# Эпидуральная катетеризация Раца. Альтернатива операции



## Игорь1980 (28 Май 2017)

Хочу рассказать вам о своем опыте лечения грыжи. У меня их две. L4-5 4мм, L5/S1 8мм. Игорь, 37 лет.


С января 2017 года, после катания с горки и на лыжах, вступило в поясницу и правую ногу, по задней части от центра ягодицы до под коленной впадины.

Январь- апрель пытался выйти из острой стадии. Иногда становилось чуть лучше, иногда не спал ночами, чуть ли не выл от боли. К апрелю чуть стабилизировалось, ночные ужасные боли прошли, но ходил кривой (перекашивало в  лувую сторону), периодически подволакивал ногу, постоянные ноющие боли в ноге.  Был в Бурденко у профессора, сказал делать операцию. Был в Сеченова в центре спорт реабилитации. Вначале сказали, что операция это зло. Подлечат меня за пару недель супер мануальной терапией и массажами. Но уже через неделю, сдались, сказали что улучшений нет вообще, типа остается только операция. Послали к мега типа нейрохирургу там же в Сеченова, тот взглянул на снимок, на меня кривого и сказал - однозначно операция, причем срочно.


Посоветовали чудо доктора иглотерапевта. Последний сказал, что операция зло, мануальная терапия тоже не мой случай. Щас он меня поправит. Отходил у него курс иглотерапии. Не помогло.


Посоветовали мега крутого остеопата. Сказал, что все у кого я был до этого, мега зло для меня, и таких как я он пачками выправляет. 5000 р за 20 минут «колдуй бабка колдуй дед». Сходил к нему раза 3. Никаких улучшений.

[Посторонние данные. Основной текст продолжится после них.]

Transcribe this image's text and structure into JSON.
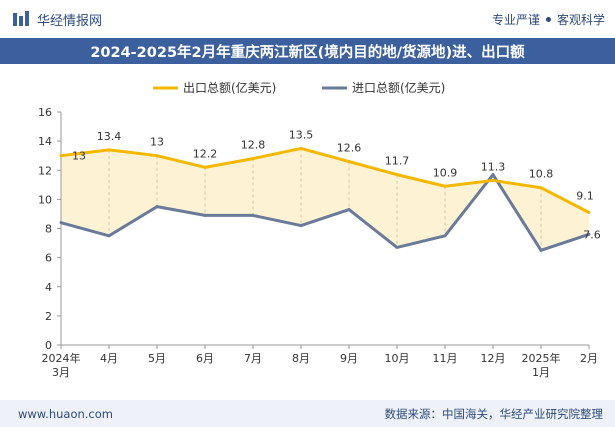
{
  "header": {
    "brand": "华经情报网",
    "tagline_left": "专业严谨",
    "tagline_right": "客观科学"
  },
  "title": "2024-2025年2月年重庆两江新区(境内目的地/货源地)进、出口额",
  "footer": {
    "website": "www.huaon.com",
    "source": "数据来源：中国海关，华经产业研究院整理"
  },
  "colors": {
    "export": "#f5b800",
    "import": "#6a7a99",
    "fill": "#fdf3d4",
    "title_bg": "#3c5f9e"
  },
  "chart_data": {
    "type": "line",
    "categories": [
      [
        "2024年",
        "3月"
      ],
      [
        "4月"
      ],
      [
        "5月"
      ],
      [
        "6月"
      ],
      [
        "7月"
      ],
      [
        "8月"
      ],
      [
        "9月"
      ],
      [
        "10月"
      ],
      [
        "11月"
      ],
      [
        "12月"
      ],
      [
        "2025年",
        "1月"
      ],
      [
        "2月"
      ]
    ],
    "series": [
      {
        "name": "出口总额(亿美元)",
        "values": [
          13,
          13.4,
          13,
          12.2,
          12.8,
          13.5,
          12.6,
          11.7,
          10.9,
          11.3,
          10.8,
          9.1
        ]
      },
      {
        "name": "进口总额(亿美元)",
        "values": [
          8.4,
          7.5,
          9.5,
          8.9,
          8.9,
          8.2,
          9.3,
          6.7,
          7.5,
          11.7,
          6.5,
          7.6
        ]
      }
    ],
    "labels": {
      "export": [
        "13",
        "13.4",
        "13",
        "12.2",
        "12.8",
        "13.5",
        "12.6",
        "11.7",
        "10.9",
        "11.3",
        "10.8",
        "9.1"
      ],
      "import_last": "7.6"
    },
    "ylim": [
      0,
      16
    ],
    "yticks": [
      0,
      2,
      4,
      6,
      8,
      10,
      12,
      14,
      16
    ],
    "grid": false,
    "legend": "top-center"
  }
}
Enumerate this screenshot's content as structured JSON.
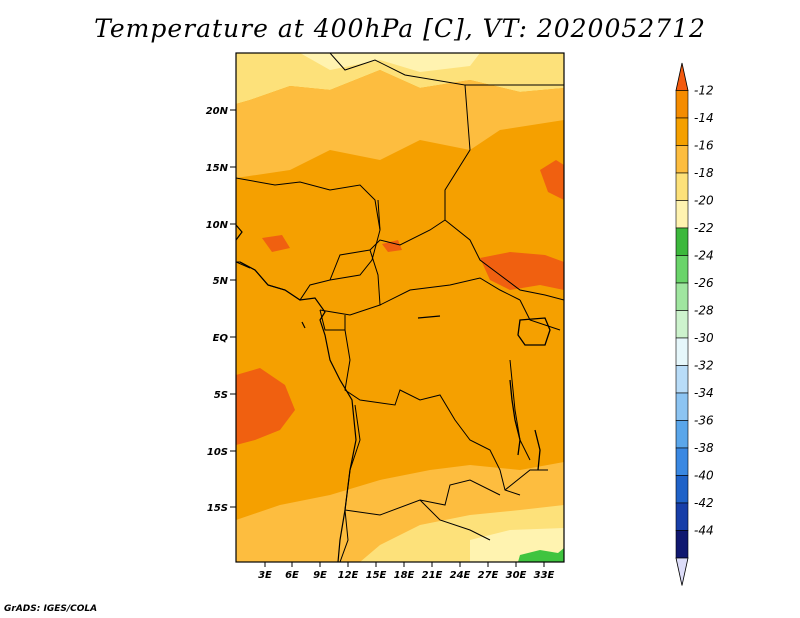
{
  "title": "Temperature at 400hPa [C], VT: 2020052712",
  "credit": "GrADS: IGES/COLA",
  "map": {
    "lat_labels": [
      "20N",
      "15N",
      "10N",
      "5N",
      "EQ",
      "5S",
      "10S",
      "15S"
    ],
    "lon_labels": [
      "3E",
      "6E",
      "9E",
      "12E",
      "15E",
      "18E",
      "21E",
      "24E",
      "27E",
      "30E",
      "33E"
    ],
    "field_colors": {
      "darkest": "#f06010",
      "dominant": "#f5a000",
      "medium": "#fdbd3f",
      "light": "#fde17a",
      "palest": "#fff3b0",
      "green": "#3fc43f"
    }
  },
  "colorbar": {
    "labels": [
      "-12",
      "-14",
      "-16",
      "-18",
      "-20",
      "-22",
      "-24",
      "-26",
      "-28",
      "-30",
      "-32",
      "-34",
      "-36",
      "-38",
      "-40",
      "-42",
      "-44"
    ],
    "colors": [
      "#f35a0f",
      "#f58c00",
      "#f5a000",
      "#fdbd3f",
      "#fde17a",
      "#fff3b0",
      "#3cb83c",
      "#6ad46a",
      "#a0e6a0",
      "#cdf3cd",
      "#e6f7fb",
      "#b8dcf8",
      "#8cc4f2",
      "#5aa6ea",
      "#3a88e2",
      "#1f62c8",
      "#173ea8",
      "#101870",
      "#dcdcf8"
    ]
  }
}
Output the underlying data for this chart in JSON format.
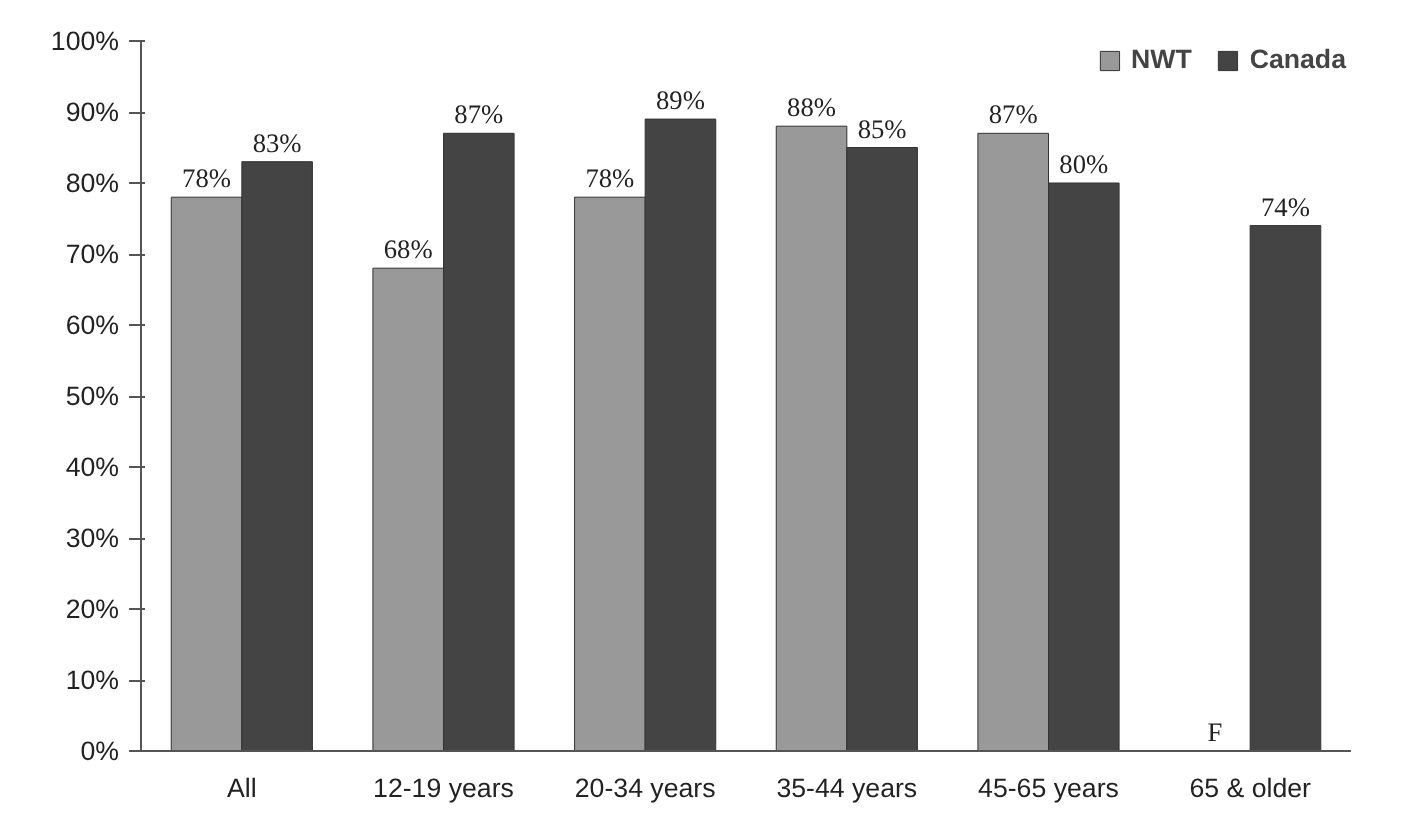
{
  "chart_data": {
    "type": "bar",
    "categories": [
      "All",
      "12-19 years",
      "20-34 years",
      "35-44 years",
      "45-65 years",
      "65 & older"
    ],
    "series": [
      {
        "name": "NWT",
        "color": "#999999",
        "values": [
          78,
          68,
          78,
          88,
          87,
          null
        ],
        "value_labels": [
          "78%",
          "68%",
          "78%",
          "88%",
          "87%",
          "F"
        ]
      },
      {
        "name": "Canada",
        "color": "#444444",
        "values": [
          83,
          87,
          89,
          85,
          80,
          74
        ],
        "value_labels": [
          "83%",
          "87%",
          "89%",
          "85%",
          "80%",
          "74%"
        ]
      }
    ],
    "ylim": [
      0,
      100
    ],
    "yticks": [
      {
        "value": 0,
        "label": "0%"
      },
      {
        "value": 10,
        "label": "10%"
      },
      {
        "value": 20,
        "label": "20%"
      },
      {
        "value": 30,
        "label": "30%"
      },
      {
        "value": 40,
        "label": "40%"
      },
      {
        "value": 50,
        "label": "50%"
      },
      {
        "value": 60,
        "label": "60%"
      },
      {
        "value": 70,
        "label": "70%"
      },
      {
        "value": 80,
        "label": "80%"
      },
      {
        "value": 90,
        "label": "90%"
      },
      {
        "value": 100,
        "label": "100%"
      }
    ],
    "grid": false,
    "legend": "top right"
  }
}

Пошел в центр Бубновского. Кинезиотерапевт, за спиной которого милая фотографии его с Басковым (типа самого Баскова лечил(!)), долго объяснял мне, что нерв, который типа зажат, никакого отношения к моим спазмам и болям в мышцах правой ноги не имеет. Что все дело в мышцах, которые с возрастом стали типа короткими, задняя мышца бедра, из-за нее сдавливаются позвонки и тд и т.п.  Сказали, что нейрохируги, мануальные терапевты и прочие абсолютное зло. И сейчас они меня выправят. Спросил, сколько по времени на это уйдёт. Сказал, ну неделю, две в зависимости от того как пойдет…


Стал заниматься. Обкладывали льдом, и через боль, пот, скрепя зубами стал тренироваться. Провел тренировок 10 с инструктором, ходил почти каждый день.

Пришел к доктору, по прежнему, кривой. Он так посмотрел на меня….сказал да…ну  у вас не простой случай, продолжайте типа заниматься. На мой вопрос сколько по времени, когда типа полегчает…Он так посмотрел в задумчивости на меня, ну….может и пол года занять, в зависимости от того как пойдет…..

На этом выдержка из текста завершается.